La disparition ou la mort sont au cœur du cinéma d’Hamaguchi. Pas au terme de ses scénarios, mais, le plus souvent, après la première demi-heure environ. Cela se vérifie avec Drive my car. Au lieu de commencer sur son personnage principal, le metteur en scène et acteur Yusuke Kafuku (Hidetoshi Nishijima), en deuil de sa femme (Reika Kirishima), il les montre ensemble, notamment quand ils font l’amour tout en confectionnant des fictions dont elle est l’initiatrice. Kafuku a aussi découvert, sans lui dire, qu’elle avait des amants. Elle meurt d’un accident cardiaque en son absence, alors que le matin même, elle lui a annoncé vouloir lui parler d’un sujet qu’on suppose sérieux.
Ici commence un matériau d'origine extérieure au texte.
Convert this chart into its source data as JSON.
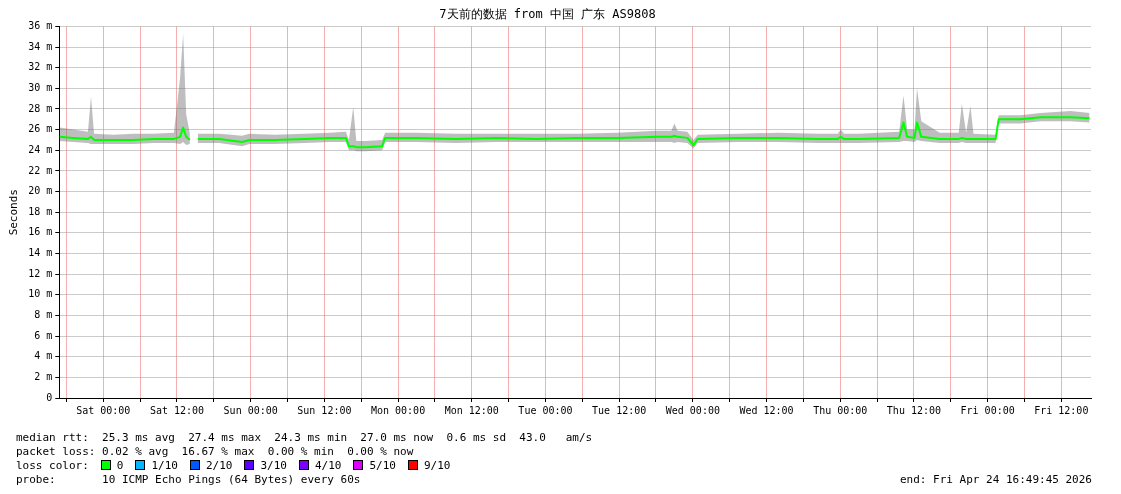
{
  "chart_data": {
    "type": "line",
    "title": "7天前的数据 from 中国 广东 AS9808",
    "ylabel": "Seconds",
    "x": [
      "2026-04-17T16:54",
      "2026-04-17T19:06",
      "2026-04-17T21:30",
      "2026-04-17T22:00",
      "2026-04-17T22:30",
      "2026-04-18T01:36",
      "2026-04-18T04:54",
      "2026-04-18T08:12",
      "2026-04-18T11:30",
      "2026-04-18T12:30",
      "2026-04-18T13:00",
      "2026-04-18T13:30",
      "2026-04-18T14:06",
      "2026-04-18T14:48",
      "2026-04-18T15:24",
      "2026-04-18T18:54",
      "2026-04-18T22:36",
      "2026-04-18T23:48",
      "2026-04-19T03:54",
      "2026-04-19T08:48",
      "2026-04-19T12:54",
      "2026-04-19T15:30",
      "2026-04-19T16:00",
      "2026-04-19T16:42",
      "2026-04-19T17:12",
      "2026-04-19T18:42",
      "2026-04-19T21:24",
      "2026-04-19T21:54",
      "2026-04-20T02:54",
      "2026-04-20T09:24",
      "2026-04-20T16:00",
      "2026-04-20T22:30",
      "2026-04-21T05:06",
      "2026-04-21T11:42",
      "2026-04-21T18:12",
      "2026-04-21T20:30",
      "2026-04-21T21:00",
      "2026-04-21T21:30",
      "2026-04-21T23:06",
      "2026-04-22T00:06",
      "2026-04-22T00:48",
      "2026-04-22T07:18",
      "2026-04-22T13:54",
      "2026-04-22T20:30",
      "2026-04-22T23:36",
      "2026-04-23T00:06",
      "2026-04-23T00:36",
      "2026-04-23T03:00",
      "2026-04-23T09:36",
      "2026-04-23T10:18",
      "2026-04-23T10:54",
      "2026-04-23T12:06",
      "2026-04-23T12:30",
      "2026-04-23T13:12",
      "2026-04-23T16:12",
      "2026-04-23T19:18",
      "2026-04-23T19:48",
      "2026-04-23T20:30",
      "2026-04-23T21:12",
      "2026-04-23T21:42",
      "2026-04-24T01:18",
      "2026-04-24T01:48",
      "2026-04-24T05:18",
      "2026-04-24T08:36",
      "2026-04-24T13:30",
      "2026-04-24T16:36"
    ],
    "series": [
      {
        "color": "#00ff00",
        "values": [
          25.3,
          25.2,
          25.1,
          25.3,
          25.0,
          25.0,
          25.0,
          25.1,
          25.1,
          25.3,
          26.2,
          25.3,
          25.0,
          null,
          25.1,
          25.1,
          24.8,
          25.0,
          25.0,
          25.1,
          25.2,
          25.2,
          24.4,
          24.4,
          24.3,
          24.3,
          24.4,
          25.2,
          25.2,
          25.1,
          25.2,
          25.1,
          25.2,
          25.2,
          25.3,
          25.3,
          25.4,
          25.3,
          25.2,
          24.5,
          25.1,
          25.2,
          25.2,
          25.1,
          25.1,
          25.3,
          25.1,
          25.1,
          25.2,
          26.7,
          25.3,
          25.2,
          26.7,
          25.3,
          25.1,
          25.1,
          25.2,
          25.1,
          25.1,
          25.1,
          25.1,
          27.0,
          27.0,
          27.2,
          27.2,
          27.1
        ],
        "lower": [
          24.9,
          24.8,
          24.7,
          24.6,
          24.6,
          24.6,
          24.6,
          24.7,
          24.7,
          24.6,
          24.8,
          24.5,
          24.6,
          null,
          24.7,
          24.7,
          24.4,
          24.6,
          24.6,
          24.7,
          24.8,
          24.8,
          24.0,
          24.0,
          23.9,
          23.9,
          24.0,
          24.8,
          24.8,
          24.7,
          24.8,
          24.8,
          24.8,
          24.8,
          24.8,
          24.8,
          24.7,
          24.8,
          24.7,
          24.2,
          24.7,
          24.8,
          24.8,
          24.7,
          24.7,
          24.7,
          24.7,
          24.7,
          24.8,
          24.9,
          24.9,
          24.8,
          25.0,
          24.9,
          24.7,
          24.7,
          24.8,
          24.7,
          24.7,
          24.7,
          24.7,
          26.6,
          26.6,
          26.8,
          26.8,
          26.7
        ],
        "upper": [
          26.2,
          26.0,
          25.8,
          29.2,
          25.6,
          25.5,
          25.6,
          25.6,
          25.7,
          31.0,
          35.3,
          27.5,
          25.6,
          null,
          25.6,
          25.6,
          25.4,
          25.6,
          25.5,
          25.6,
          25.7,
          25.8,
          25.0,
          28.2,
          24.9,
          24.9,
          25.0,
          25.7,
          25.7,
          25.6,
          25.6,
          25.6,
          25.6,
          25.7,
          25.9,
          25.9,
          26.6,
          25.9,
          25.8,
          25.0,
          25.5,
          25.6,
          25.7,
          25.6,
          25.6,
          26.0,
          25.6,
          25.6,
          25.8,
          29.3,
          26.0,
          26.0,
          30.0,
          26.8,
          25.7,
          25.7,
          28.5,
          25.7,
          28.3,
          25.6,
          25.5,
          27.4,
          27.4,
          27.6,
          27.8,
          27.6
        ]
      }
    ],
    "xlim": [
      "2026-04-17T16:50",
      "2026-04-24T16:50"
    ],
    "xticks": [
      {
        "value": "2026-04-17T18:00",
        "label": null
      },
      {
        "value": "2026-04-18T00:00",
        "label": "Sat 00:00"
      },
      {
        "value": "2026-04-18T06:00",
        "label": null
      },
      {
        "value": "2026-04-18T12:00",
        "label": "Sat 12:00"
      },
      {
        "value": "2026-04-18T18:00",
        "label": null
      },
      {
        "value": "2026-04-19T00:00",
        "label": "Sun 00:00"
      },
      {
        "value": "2026-04-19T06:00",
        "label": null
      },
      {
        "value": "2026-04-19T12:00",
        "label": "Sun 12:00"
      },
      {
        "value": "2026-04-19T18:00",
        "label": null
      },
      {
        "value": "2026-04-20T00:00",
        "label": "Mon 00:00"
      },
      {
        "value": "2026-04-20T06:00",
        "label": null
      },
      {
        "value": "2026-04-20T12:00",
        "label": "Mon 12:00"
      },
      {
        "value": "2026-04-20T18:00",
        "label": null
      },
      {
        "value": "2026-04-21T00:00",
        "label": "Tue 00:00"
      },
      {
        "value": "2026-04-21T06:00",
        "label": null
      },
      {
        "value": "2026-04-21T12:00",
        "label": "Tue 12:00"
      },
      {
        "value": "2026-04-21T18:00",
        "label": null
      },
      {
        "value": "2026-04-22T00:00",
        "label": "Wed 00:00"
      },
      {
        "value": "2026-04-22T06:00",
        "label": null
      },
      {
        "value": "2026-04-22T12:00",
        "label": "Wed 12:00"
      },
      {
        "value": "2026-04-22T18:00",
        "label": null
      },
      {
        "value": "2026-04-23T00:00",
        "label": "Thu 00:00"
      },
      {
        "value": "2026-04-23T06:00",
        "label": null
      },
      {
        "value": "2026-04-23T12:00",
        "label": "Thu 12:00"
      },
      {
        "value": "2026-04-23T18:00",
        "label": null
      },
      {
        "value": "2026-04-24T00:00",
        "label": "Fri 00:00"
      },
      {
        "value": "2026-04-24T06:00",
        "label": null
      },
      {
        "value": "2026-04-24T12:00",
        "label": "Fri 12:00"
      }
    ],
    "ylim": [
      0,
      36
    ],
    "yticks": [
      0,
      {
        "value": 2,
        "label": "2 m"
      },
      {
        "value": 4,
        "label": "4 m"
      },
      {
        "value": 6,
        "label": "6 m"
      },
      {
        "value": 8,
        "label": "8 m"
      },
      {
        "value": 10,
        "label": "10 m"
      },
      {
        "value": 12,
        "label": "12 m"
      },
      {
        "value": 14,
        "label": "14 m"
      },
      {
        "value": 16,
        "label": "16 m"
      },
      {
        "value": 18,
        "label": "18 m"
      },
      {
        "value": 20,
        "label": "20 m"
      },
      {
        "value": 22,
        "label": "22 m"
      },
      {
        "value": 24,
        "label": "24 m"
      },
      {
        "value": 26,
        "label": "26 m"
      },
      {
        "value": 28,
        "label": "28 m"
      },
      {
        "value": 30,
        "label": "30 m"
      },
      {
        "value": 32,
        "label": "32 m"
      },
      {
        "value": 34,
        "label": "34 m"
      },
      {
        "value": 36,
        "label": "36 m"
      }
    ],
    "grid": true,
    "legend": false,
    "marker": "none",
    "line_style": "solid",
    "annotations": [
      "median rtt:  25.3 ms avg  27.4 ms max  24.3 ms min  27.0 ms now  0.6 ms sd  43.0   am/s",
      "packet loss: 0.02 % avg  16.67 % max  0.00 % min  0.00 % now",
      "loss color:",
      "0",
      "1/10",
      "2/10",
      "3/10",
      "4/10",
      "5/10",
      "9/10",
      "probe:       10 ICMP Echo Pings (64 Bytes) every 60s",
      "end: Fri Apr 24 16:49:45 2026"
    ]
  }
}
Il ne saura jamais lequel.

Générique. Place maintenant à l’essentiel de l’action du film. Kafuku part diriger un stage de mise en scène pour un festival à Hiroshima, avec des comédiens ne parlant pas tous la même langue : des Japonais, des Coréens, des Philippins et même une femme muette s’exprimant dans la langue des signes coréenne. Ils vont monter Oncle Vania. La direction du festival a imposé à Kafuku d’avoir une conductrice, Misaki (Tôko Miura) pour faire le chemin entre le lieu de répétition et la maison isolée où il séjourne. Il n’a pas accepté cette contrainte avec facilité. Habitué à tout contrôler, Kafuku est ici amené à laisser les commandes à quelqu’un d’autre. Il s’agit là davantage qu’un symbole : une chance. Mieux qu’un parcours : un cheminement.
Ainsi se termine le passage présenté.